[Tutor] Working with bash (subversion)

Luke Paireepinart rabidpoobear at gmail.com
Wed Jul 18 23:12:52 CEST 2007


Justin Cardinal wrote:
> I'm trying to write a program that will list all subversion repository 
> directories, then issue a command using each directory as an argument, 
> then parse those results. So far, I'm able to get a list of the 
> directories...and that's it!
> Here's what I've got so far:
> =========================================
> #!/usr/bin/env python
>  
> import commands as c
>  
> lsout = c.getoutput('ls -d /home/svn/repository/*/').split('\n')
> results = file("results.txt", "w")
> for row in lsout:
>   results.write(c.getoutput('svnadmin lslocks ' + eval(row)))
> =========================================
> lsout is a list of repository directories, like I wanted. 
> (['/home/svn/repository/projecta/', '/home/svn/repository/projectb/', 
> '/home/svn/repository/projectc/']
> The next 3 lines are probably totally wrong. I want to perform the 
> following bash command for each directory...
> ==================================
> svnadmin lslocks /home/svn/repository/projecta
> ==================================
> ...and then parse the results. I just don't know where/how to store 
> the results from each svnadmin command.
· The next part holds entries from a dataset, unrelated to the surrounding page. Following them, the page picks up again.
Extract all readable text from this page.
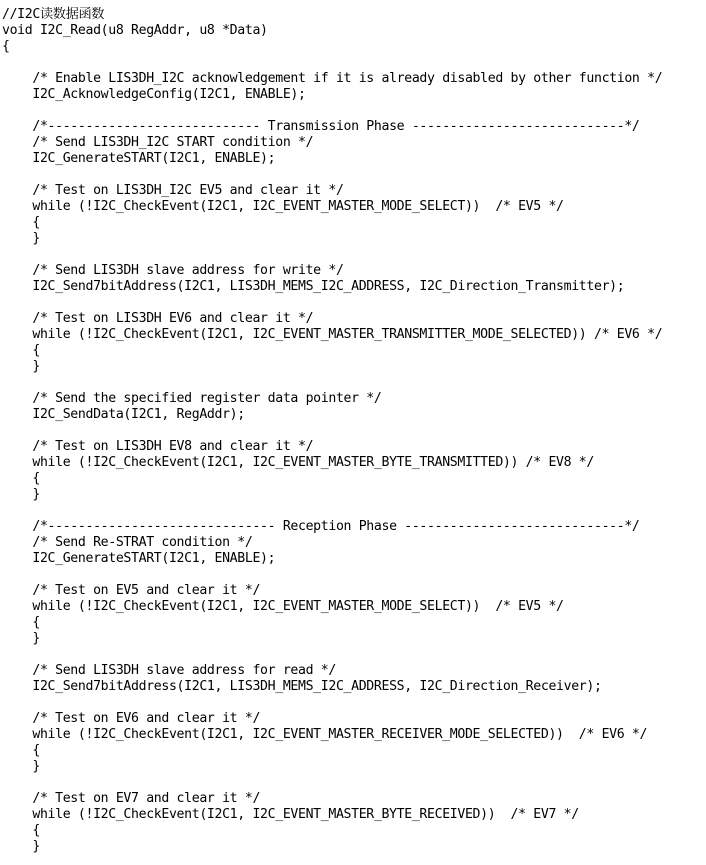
//I2C读数据函数
void I2C_Read(u8 RegAddr, u8 *Data)
{
/* Enable LIS3DH_I2C acknowledgement if it is already disabled by other function */
I2C_AcknowledgeConfig(I2C1, ENABLE);
/*---------------------------- Transmission Phase ----------------------------*/
/* Send LIS3DH_I2C START condition */
I2C_GenerateSTART(I2C1, ENABLE);
/* Test on LIS3DH_I2C EV5 and clear it */
while (!I2C_CheckEvent(I2C1, I2C_EVENT_MASTER_MODE_SELECT))  /* EV5 */
{
}
/* Send LIS3DH slave address for write */
I2C_Send7bitAddress(I2C1, LIS3DH_MEMS_I2C_ADDRESS, I2C_Direction_Transmitter);
/* Test on LIS3DH EV6 and clear it */
while (!I2C_CheckEvent(I2C1, I2C_EVENT_MASTER_TRANSMITTER_MODE_SELECTED)) /* EV6 */
{
}
/* Send the specified register data pointer */
I2C_SendData(I2C1, RegAddr);
/* Test on LIS3DH EV8 and clear it */
while (!I2C_CheckEvent(I2C1, I2C_EVENT_MASTER_BYTE_TRANSMITTED)) /* EV8 */
{
}
/*------------------------------ Reception Phase -----------------------------*/
/* Send Re-STRAT condition */
I2C_GenerateSTART(I2C1, ENABLE);
/* Test on EV5 and clear it */
while (!I2C_CheckEvent(I2C1, I2C_EVENT_MASTER_MODE_SELECT))  /* EV5 */
{
}
/* Send LIS3DH slave address for read */
I2C_Send7bitAddress(I2C1, LIS3DH_MEMS_I2C_ADDRESS, I2C_Direction_Receiver);
/* Test on EV6 and clear it */
while (!I2C_CheckEvent(I2C1, I2C_EVENT_MASTER_RECEIVER_MODE_SELECTED))  /* EV6 */
{
}
/* Test on EV7 and clear it */
while (!I2C_CheckEvent(I2C1, I2C_EVENT_MASTER_BYTE_RECEIVED))  /* EV7 */
{
}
When I run the program in its 
> current form, I get the following error:
> ===========================================
> Traceback (most recent call last):
>   File "checklocks.py", line 8, in ?
>     results.write(c.getoutput('svnadmin lslocks ' + eval(row)))
>   File "<string>", line 1
>     /home/svn/repository/projecta/
>     ^
> SyntaxError: invalid syntax
> ===========================================
>  
> Any advice would be much appreciated. Thanks!
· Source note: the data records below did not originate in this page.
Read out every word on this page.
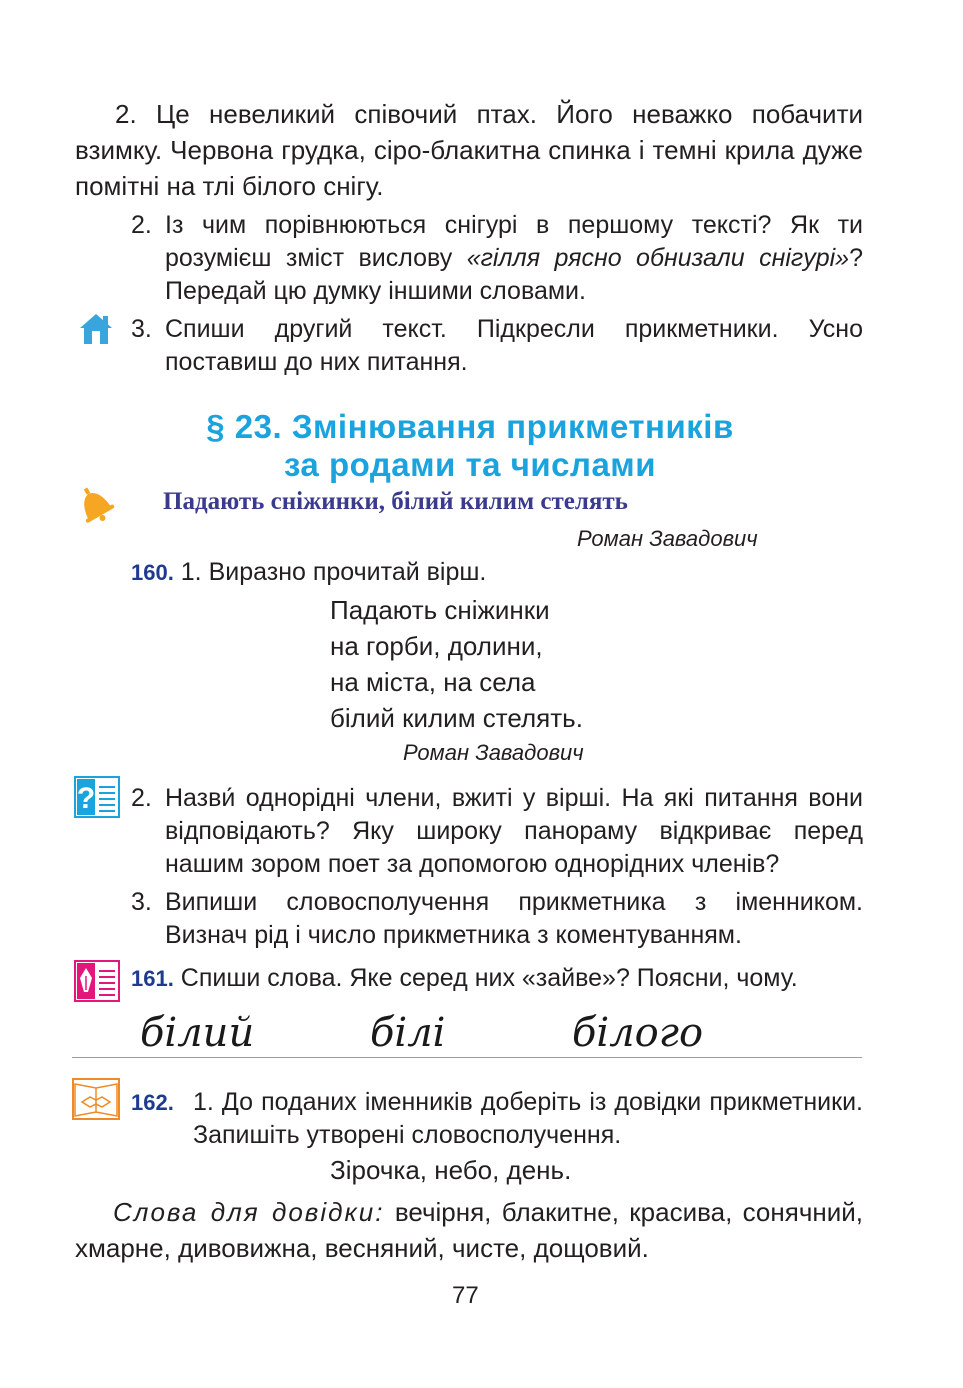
2. Це невеликий співочий птах. Його неважко побачити взимку. Червона грудка, сіро-блакитна спинка і темні крила дуже помітні на тлі білого снігу.
2. Із чим порівнюються снігурі в першому тексті? Як ти розумієш зміст вислову «гілля рясно обнизали снігурі»? Передай цю думку іншими словами.
3. Спиши другий текст. Підкресли прикметники. Усно поставиш до них питання.
§ 23. Змінювання прикметників
за родами та числами
Падають сніжинки, білий килим стелять
Роман Завадович
160. 1. Виразно прочитай вірш.
Падають сніжинки
на горби, долини,
на міста, на села
білий килим стелять.
Роман Завадович
? 2. Назви́ однорідні члени, вжиті у вірші. На які питання вони відповідають? Яку широку панораму відкриває перед нашим зором поет за допомогою однорідних членів?
3. Випиши словосполучення прикметника з іменником. Визнач рід і число прикметника з коментуванням.
161. Спиши слова. Яке серед них «зайве»? Поясни, чому.
білий	білі	білого
162. 1. До поданих іменників доберіть із довідки прикметники. Запишіть утворені словосполучення.
Зірочка, небо, день.
Слова для довідки: вечірня, блакитне, красива, сонячний, хмарне, дивовижна, весняний, чисте, дощовий.
77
eval evaluates the string as a python command.
Because there are no Python commands that start with a forward slash, 
Python's pointing to this as a syntax error.
Because row is a string already (and note that 'column' would be a more 
apt term for this, as a 1-dimensional list is more similar to a single 
row than a single column)
you can just do simple string concatenation (or you can use string 
substitution but in this case it's not necessary and would just make 
your code less readable.)
Here's a basic example:
 >>> 'hello ' + 'world!'
'hello world!'

Does that tell you everything you need to know?
(recall that whether 'world!' is referenced using a variable name or 
used directly, the effect will be the same.  I.E.
a = 'ba'
a + 'nana'
has the same end result as
'ba' + 'nana'    with the exception being that the variable 'a' is not 
defined or is not bound to a new value after this statement.)